Catastrophic personal injuries are life-altering events in Lexington, Kentucky. Under U.S. law, catastrophic personal injury prevents a person from gainful work. These types of injuries might involve a severed neck, a permanent functional disability or a fatality. Poor medical care and misdiagnosis are common causes of a catastrophic injury.

Radiology malpractice in oncology

Oncology is the most common reason for radiology malpractice cases that involve high-severity harm. Only about 4% of national imaging is cancer-related, but 44% of radiologic cases are diagnosis disputes. Reports estimate that 40,000 to 4 million people in the U.S. will suffer a serious misdiagnosis-related injury annually.

Medical malpractice trend

One studied database contains medical malpractice claims from commercial and captive insurers around the U.S. Cancers account for 37.8% of high-severity diagnostic errors. Vascular events and infections are the next highest high-severity diagnostic errors.
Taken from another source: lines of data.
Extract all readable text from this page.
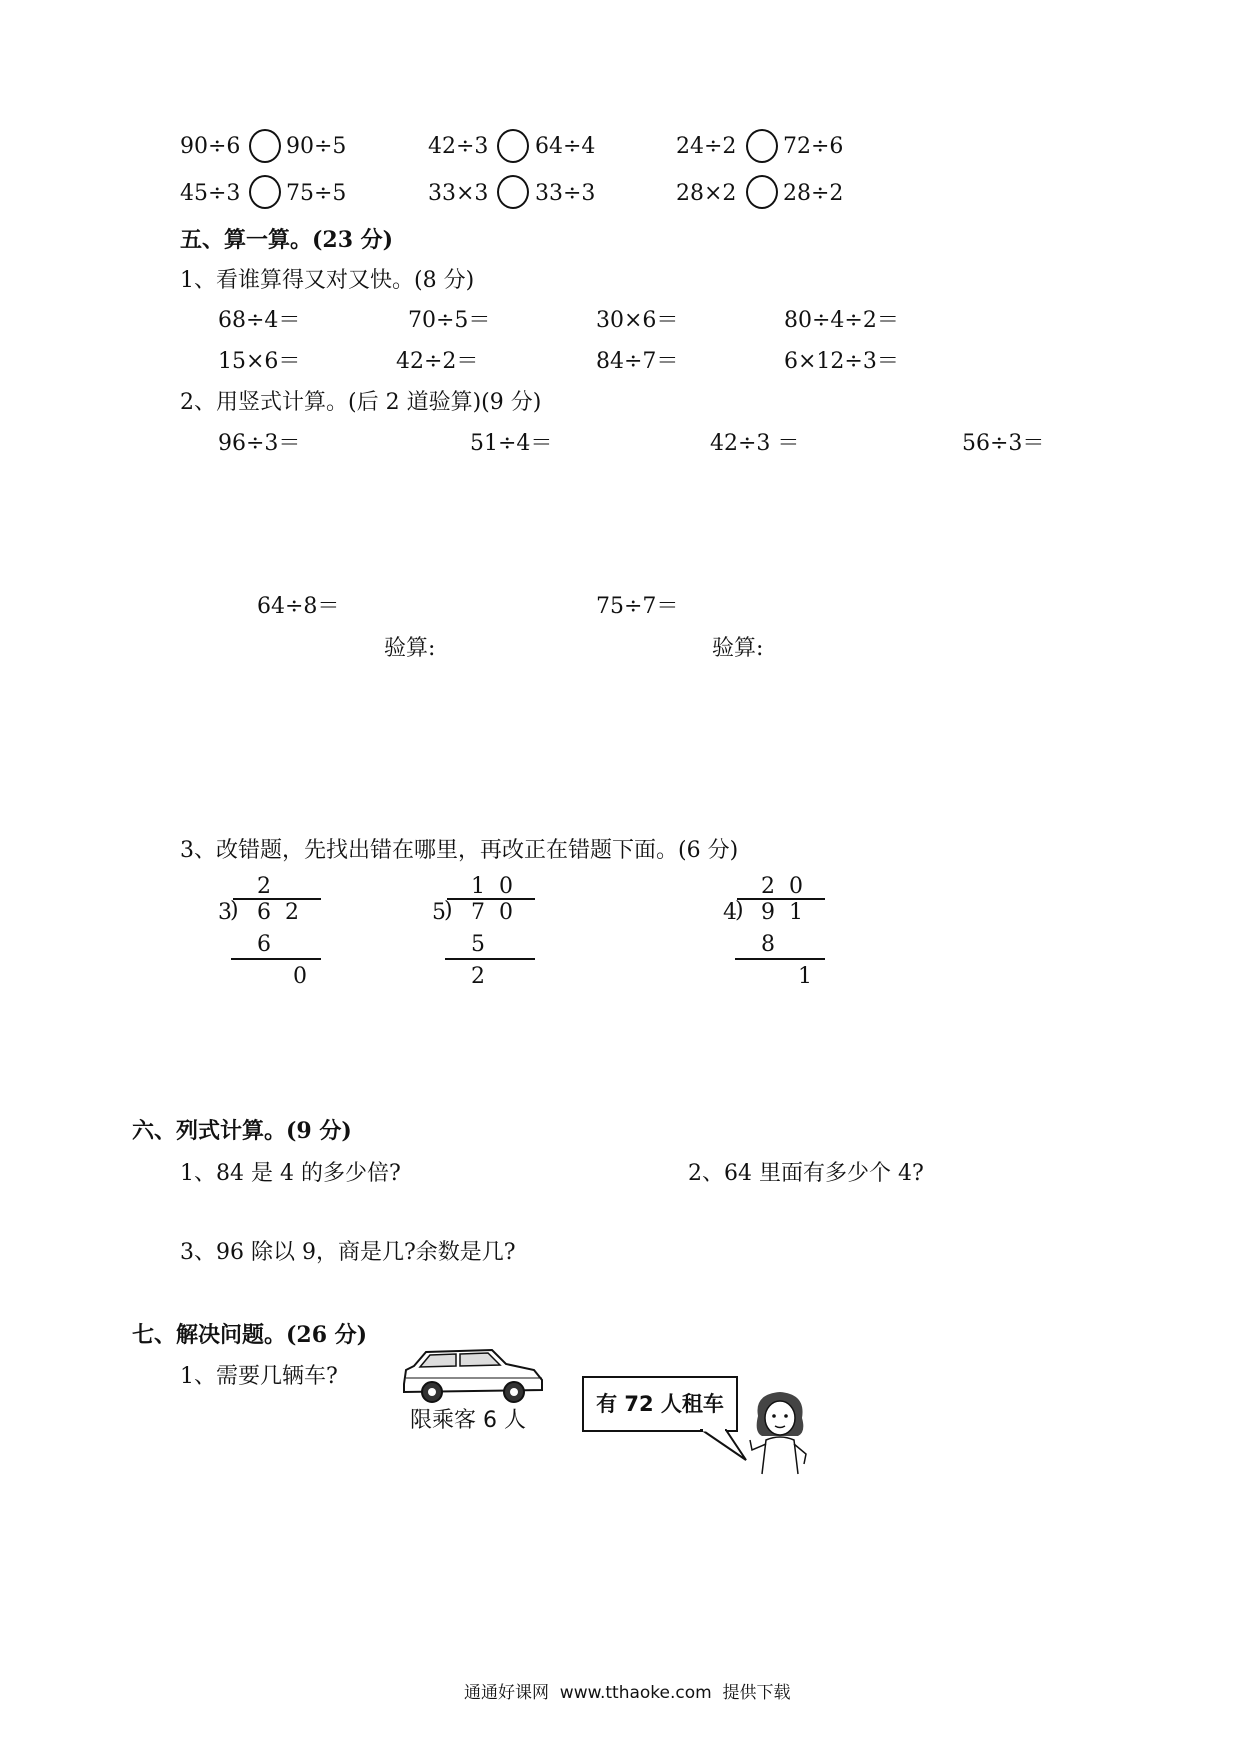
90÷6 90÷5	42÷3 64÷4	24÷2 72÷6
45÷3 75÷5	33×3 33÷3	28×2 28÷2
五、算一算。(23 分)
1、看谁算得又对又快。(8 分)
68÷4＝	70÷5＝	30×6＝	80÷4÷2＝
15×6＝	42÷2＝	84÷7＝	6×12÷3＝
2、用竖式计算。(后 2 道验算)(9 分)
96÷3＝	51÷4＝	42÷3 ＝	56÷3＝
64÷8＝	75÷7＝
验算:	验算:
3、改错题，先找出错在哪里，再改正在错题下面。(6 分)
2
3
) 6  2
6
0
1  0
5
) 7  0
5
2
2  0
4
) 9  1
8
1
六、列式计算。(9 分)
1、84 是 4 的多少倍?	2、64 里面有多少个 4?
3、96 除以 9，商是几?余数是几?
七、解决问题。(26 分)
1、需要几辆车?
限乘客 6 人
有 72 人租车
通通好课网  www.tthaoke.com  提供下载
For reports examining radiology malpractice from 2008 to 2017, radiology was a part of 3.9% of all claims. Of those claims, 12.8% were diagnostic allegations. Oncology was in 44% of the radiology cases with misdiagnosis. The oncology errors were higher than other medical conditions. In cases involving the patient disagreeing with the diagnosis, the case harmed the patient 79% of the time. Non-oncologic cases only ended in harm to the patient 42% of the time.

Misinterpreting images

About 80% of oncologic radiology malpractice suits involve misinterpreting images. CT, MRI and mammography were the most common. After the paid claims and advanced imaging use, there were an extra 1,389 exams at a state level. The exams didn’t include interventional radiologist claims and nuclear medicine. Reducing cancer-related malpractice claims could limit wasteful imaging.

Some ways to lower cancer misdiagnosis include subspecialty oncology imaging certification, oncologic imaging fellowships and better AI. Community practices handle large volumes of oncologic imaging, so with better education and safer AI applications, patient care could be less error-prone.